Despite these advancements, certain areas still require further refinement. The accurate interpretation of degenerated cells, the integration of ancillary testing, and the incorporation of artificial intelligence tools remain ongoing challenges. Continued research and collaboration within the cytopathology community will be essential to further improve diagnostic accuracy and patient outcomes.
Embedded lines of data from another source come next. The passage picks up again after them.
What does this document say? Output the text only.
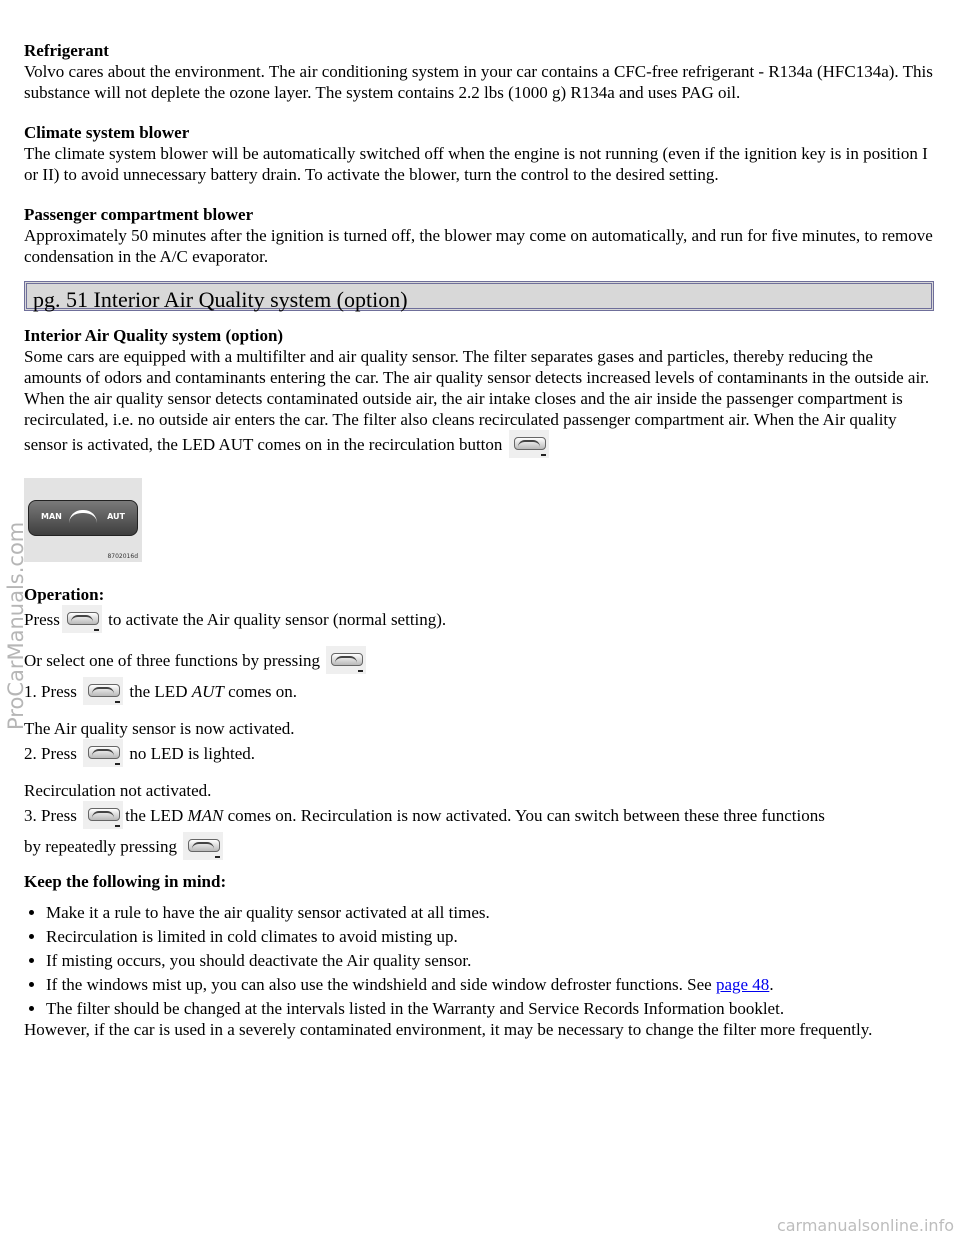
Refrigerant

Volvo cares about the environment. The air conditioning system in your car contains a CFC-free refrigerant - R134a (HFC134a). This substance will not deplete the ozone layer. The system contains 2.2 lbs (1000 g) R134a and uses PAG oil.

Climate system blower

The climate system blower will be automatically switched off when the engine is not running (even if the ignition key is in position I or II) to avoid unnecessary battery drain. To activate the blower, turn the control to the desired setting.

Passenger compartment blower

Approximately 50 minutes after the ignition is turned off, the blower may come on automatically, and run for five minutes, to remove condensation in the A/C evaporator.

pg. 51 Interior Air Quality system (option)
Interior Air Quality system (option)

Some cars are equipped with a multifilter and air quality sensor. The filter separates gases and particles, thereby reducing the amounts of odors and contaminants entering the car. The air quality sensor detects increased levels of contaminants in the outside air. When the air quality sensor detects contaminated outside air, the air intake closes and the air inside the passenger compartment is recirculated, i.e. no outside air enters the car. The filter also cleans recirculated passenger compartment air. When the Air quality sensor is activated, the LED AUT comes on in the recirculation button

MAN	AUT
8702016d
Operation:
Press	to activate the Air quality sensor (normal setting).
Or select one of three functions by pressing
1. Press	the LED AUT comes on.

The Air quality sensor is now activated.

2. Press	no LED is lighted.

Recirculation not activated.

3. Press	the LED MAN comes on. Recirculation is now activated. You can switch between these three functions
by repeatedly pressing
Keep the following in mind:
• Make it a rule to have the air quality sensor activated at all times.
• Recirculation is limited in cold climates to avoid misting up.
• If misting occurs, you should deactivate the Air quality sensor.
• If the windows mist up, you can also use the windshield and side window defroster functions. See page 48.
• The filter should be changed at the intervals listed in the Warranty and Service Records Information booklet.

However, if the car is used in a severely contaminated environment, it may be necessary to change the filter more frequently.

ProCarManuals.com
carmanualsonline.info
TPS has proven to be a robust and adaptable system that not only standardises reporting but also lays the groundwork for future innovations in urinary cytology. Its evolution reflects the dynamic nature of diagnostic medicine and the commitment of cytopathologists to improving patient care through precision and clarity.

Funding information
No funding was received in relation to the content presented in this manuscript.

Conflict of interest
The author serves as an editor of The Paris System for Reporting Urinary Cytology. The data presented has been compiled from previously published sources. The author assumes full responsibility for all aspects of the manuscript's creation and development.